How can you identify an imminent Market Crash and how can you exploit it to your advantage?
Is it even possible?
Of course! And in this article you will learn exactly how.
How to identify a Market Crash
The most simple definition of a Market Crash is the following:
A steep increase of an asset’s price, not justified by the fundamentals, immediately followed by a sudden collapse.
In reality, the whole process that leads to a crash is a lot more articulated and develops over a prolonged period.
The good news?
You have plenty of time to identify a bubble while it is developing and when it ultimately bursts.
In 1986 the economist Hyman P. Minsky is his publication Stabilising an unstable economy was the first to split a bubble into 5 different phases.
Displacement: a new paradigm (e.g., a new technology, a new revolutionary product) or maybe extraordinary low interest rates get the attention of the market participants.
Boom: prices rise progressively and build momentum with time as more traders and investors buy the asset. The more participants get in, the more the asset gets public attention and the more further participants suffer the fear of missing out.
Euphoria: prices skyrocket and trading decisions are no more justified by the underlying fundamentals but rather by greed and the fear to miss the once-in-a-lifetime opportunity.
Profit-Taking: smartest participants understand the irrational situation and start to liquidate their positions knowing that once a bubble has burst it will not inflate again.
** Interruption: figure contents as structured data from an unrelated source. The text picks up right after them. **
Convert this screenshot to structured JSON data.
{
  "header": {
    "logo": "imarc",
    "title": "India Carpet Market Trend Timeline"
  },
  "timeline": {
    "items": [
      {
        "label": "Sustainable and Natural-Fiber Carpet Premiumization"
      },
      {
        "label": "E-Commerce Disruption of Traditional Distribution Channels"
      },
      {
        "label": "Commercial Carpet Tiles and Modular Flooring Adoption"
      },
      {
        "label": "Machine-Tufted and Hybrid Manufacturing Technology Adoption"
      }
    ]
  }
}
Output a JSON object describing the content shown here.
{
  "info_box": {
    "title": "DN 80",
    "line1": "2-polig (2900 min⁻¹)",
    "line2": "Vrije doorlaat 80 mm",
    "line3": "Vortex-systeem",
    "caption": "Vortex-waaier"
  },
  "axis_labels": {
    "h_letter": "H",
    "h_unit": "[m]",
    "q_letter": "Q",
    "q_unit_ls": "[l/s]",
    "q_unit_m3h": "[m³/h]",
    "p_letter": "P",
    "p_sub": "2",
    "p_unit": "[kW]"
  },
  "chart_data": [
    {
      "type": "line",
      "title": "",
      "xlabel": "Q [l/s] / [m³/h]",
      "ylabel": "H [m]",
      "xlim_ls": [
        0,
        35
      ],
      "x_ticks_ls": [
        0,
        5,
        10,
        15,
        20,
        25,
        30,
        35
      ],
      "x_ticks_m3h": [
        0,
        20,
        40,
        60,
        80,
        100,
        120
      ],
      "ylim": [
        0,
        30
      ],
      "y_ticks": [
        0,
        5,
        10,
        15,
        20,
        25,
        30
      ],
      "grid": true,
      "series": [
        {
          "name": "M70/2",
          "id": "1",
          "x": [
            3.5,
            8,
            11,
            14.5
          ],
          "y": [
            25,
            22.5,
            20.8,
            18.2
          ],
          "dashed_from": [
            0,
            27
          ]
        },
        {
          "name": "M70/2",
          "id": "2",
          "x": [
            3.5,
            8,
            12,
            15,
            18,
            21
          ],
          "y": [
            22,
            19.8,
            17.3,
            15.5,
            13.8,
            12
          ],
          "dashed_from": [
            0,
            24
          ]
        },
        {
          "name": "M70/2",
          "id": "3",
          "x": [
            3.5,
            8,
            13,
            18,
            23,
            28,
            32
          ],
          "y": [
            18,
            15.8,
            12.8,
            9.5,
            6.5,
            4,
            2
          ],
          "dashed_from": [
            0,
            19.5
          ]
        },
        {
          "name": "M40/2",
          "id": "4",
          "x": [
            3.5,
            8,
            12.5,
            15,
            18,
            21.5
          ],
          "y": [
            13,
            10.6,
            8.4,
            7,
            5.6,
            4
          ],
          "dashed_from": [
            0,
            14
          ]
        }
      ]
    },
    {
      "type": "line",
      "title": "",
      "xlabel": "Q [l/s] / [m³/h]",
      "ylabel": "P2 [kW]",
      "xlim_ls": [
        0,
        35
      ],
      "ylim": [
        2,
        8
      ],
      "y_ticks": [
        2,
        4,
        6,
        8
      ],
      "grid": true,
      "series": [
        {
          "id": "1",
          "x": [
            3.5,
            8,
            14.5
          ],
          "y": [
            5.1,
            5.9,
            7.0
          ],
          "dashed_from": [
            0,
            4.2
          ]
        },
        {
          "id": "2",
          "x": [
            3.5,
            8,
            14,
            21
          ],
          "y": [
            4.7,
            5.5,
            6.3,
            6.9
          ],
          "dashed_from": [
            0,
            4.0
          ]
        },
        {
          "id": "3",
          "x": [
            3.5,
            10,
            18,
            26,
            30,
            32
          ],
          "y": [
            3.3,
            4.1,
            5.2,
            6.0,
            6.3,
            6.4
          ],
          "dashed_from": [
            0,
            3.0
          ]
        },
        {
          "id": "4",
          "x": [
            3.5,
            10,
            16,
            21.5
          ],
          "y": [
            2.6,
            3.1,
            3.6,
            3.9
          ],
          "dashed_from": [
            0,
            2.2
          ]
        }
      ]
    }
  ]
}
Panic: prices collapse. Like for the sudden rise, the movement is completely irrational and fueled by emotions. Participants who bought the asset near its peak try to liquidate it but the demand isn’t there so prices drop even further.
The Dot-Com crash
Let’s see step-by-step what happened in the early 2000’s when the Dot-Com bubble burst.
Displacement: computers, internet and technology-based companies in general, revolutionized the world in the ’90s.
Boom: market participants started to pour money into tech startups feeling that they would be an extremely profitable asset going on.
Euphoria: speculative traders poured money into tech assets causing greed into private investors which, in turn, put even more money into companies that barely generated any profits but were offering Initial Public Offerings (IPOs).
Profit-Taking: smartest participants started to liquidate their positions knowing that there was no real value in most of the underlying assets.
Panic: prices started to collapse and panic did the rest. Companies with tens of millions in market capitalization became worthless within a short period of time.
What you can do in a Market Crash
Now you understand that a Market Crash is not just a sudden collapse in prices but rather a long-developing process.
Why is it so important?
Because, depending on the type of trader or investor you are, you can exploit the whole process to your advantage.
Probably, you will want to exploit as much as you can the frenzy during the Euphoria, stopping only when the Profit-Taking phase begins.
Actually, if you’re comfortable shorting a falling asset, then you will want to exploit the Panic phase as well.
What if, instead, you are a long-term investor?
Being an investor, you are not looking to maximise your profits in the short-term, hence exposing to excessive risk.
This could mean two things. You can
stay away from speculative assets
hold your positions for the long-term
If you just thought “What the heck? A bubble is one hell of an opportunity!” you should think twice.
It is true that in the short-term it could offer significant opportunities both to the upside and the downside. However, you are risking your money many times more than you normally would which, in turn, means that you are more likely to lose your capital many times more than you normally would.
Consider, for instance, Warren Buffett.
He always stayed away from any risky asset and with just 3 Minimalist Rules he was able to accumulate enough capital to become one of the wealthiest in the world.